Existe un elemento común de base entre The Act of Killing y Tierra de Nadie: el hecho de que en ambos films alguien declare ante una cámara, mirando fijamente al objetivo y sin que le tiemble el pulso, haber matado sistemáticamente a sangre fría a cientos de personas y que, además, sienta orgullo por ello.

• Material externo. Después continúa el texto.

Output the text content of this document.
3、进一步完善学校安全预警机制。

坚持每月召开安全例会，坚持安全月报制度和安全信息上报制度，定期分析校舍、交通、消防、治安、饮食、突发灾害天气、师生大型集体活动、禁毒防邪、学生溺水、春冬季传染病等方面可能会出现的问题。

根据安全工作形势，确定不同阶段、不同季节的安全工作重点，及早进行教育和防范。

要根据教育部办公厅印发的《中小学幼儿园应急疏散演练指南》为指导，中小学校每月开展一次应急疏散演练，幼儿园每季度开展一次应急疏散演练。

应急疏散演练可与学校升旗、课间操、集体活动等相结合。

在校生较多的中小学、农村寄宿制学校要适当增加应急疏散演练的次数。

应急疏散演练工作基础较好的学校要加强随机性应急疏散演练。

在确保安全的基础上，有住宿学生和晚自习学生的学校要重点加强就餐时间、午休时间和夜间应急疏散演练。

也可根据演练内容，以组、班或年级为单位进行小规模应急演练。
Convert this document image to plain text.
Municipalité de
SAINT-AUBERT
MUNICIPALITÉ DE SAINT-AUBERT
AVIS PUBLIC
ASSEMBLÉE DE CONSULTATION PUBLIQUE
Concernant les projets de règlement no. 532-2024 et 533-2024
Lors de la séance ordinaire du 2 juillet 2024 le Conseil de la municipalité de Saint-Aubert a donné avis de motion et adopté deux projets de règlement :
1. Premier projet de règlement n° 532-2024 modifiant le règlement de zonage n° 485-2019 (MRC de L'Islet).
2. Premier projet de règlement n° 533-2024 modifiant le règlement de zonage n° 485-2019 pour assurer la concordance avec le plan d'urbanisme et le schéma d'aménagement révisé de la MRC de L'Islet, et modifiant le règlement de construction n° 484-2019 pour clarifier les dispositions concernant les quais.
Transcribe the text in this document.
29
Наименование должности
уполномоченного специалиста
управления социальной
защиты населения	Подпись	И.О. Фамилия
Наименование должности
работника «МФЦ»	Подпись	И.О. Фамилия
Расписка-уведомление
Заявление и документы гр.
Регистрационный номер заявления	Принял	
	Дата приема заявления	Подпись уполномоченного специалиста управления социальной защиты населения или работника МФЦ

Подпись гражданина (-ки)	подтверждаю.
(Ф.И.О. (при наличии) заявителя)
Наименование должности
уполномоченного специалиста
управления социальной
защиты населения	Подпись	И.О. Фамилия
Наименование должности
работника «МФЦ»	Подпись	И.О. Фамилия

David Sievking inicia este proyecto llamado Forget me not cuando toma la determinación de aparcar a un lado su vida para volcarse al cuidado de su madre, enferma de Alzheimer. Es difícil que un documental pueda llegar a ser más personal que este diario audiovisual de la evolución y los estragos que una enfermedad como el Alzheimer causa en el seno familiar. Un recorrido hacia la desmemoria que Sievking focaliza en los intentos diarios por mantener activa a su madre y buscar estímulos que frenen de alguna manera su deterioro cognitivo. Además, también busca un acercamiento, como nunca antes había hecho, a los episodios que desconoce de la vida de su madre y a la historia de amor de sus padres. Una mirada nostálgica hacia el pasado apoyada en el recuerdo que su padre le aporta. Ante la certeza de haber perdido en vida a su madre, a la que tiene que recordar una y otra vez que él es su hijo y no su marido, encuentra una vía de escape gracias a esa investigación sobre una vida pretérita, que le permite soportar, un poco mejor, la dolorosa realidad. Una forma de sentirse muy próximo a su madre, pisando un terreno al que ella ya no puede acceder: el pasado que ha marcado de forma definitiva su forma de ser. Sus motivaciones y compromisos de vida que le impulsaron a mantener la unión familiar y la relación de pareja que Sievking desconocía. En definitiva, regresar al pasado para aferrarse a la auténtica identidad de su madre y recuperar de algún modo el recuerdo que ella ya ha perdido. ¿En qué nos convertimos cuando la memoria desaparece? ¿Qué somos sin las experiencias que hemos vivido y sin poder reconocer a los seres que amamos?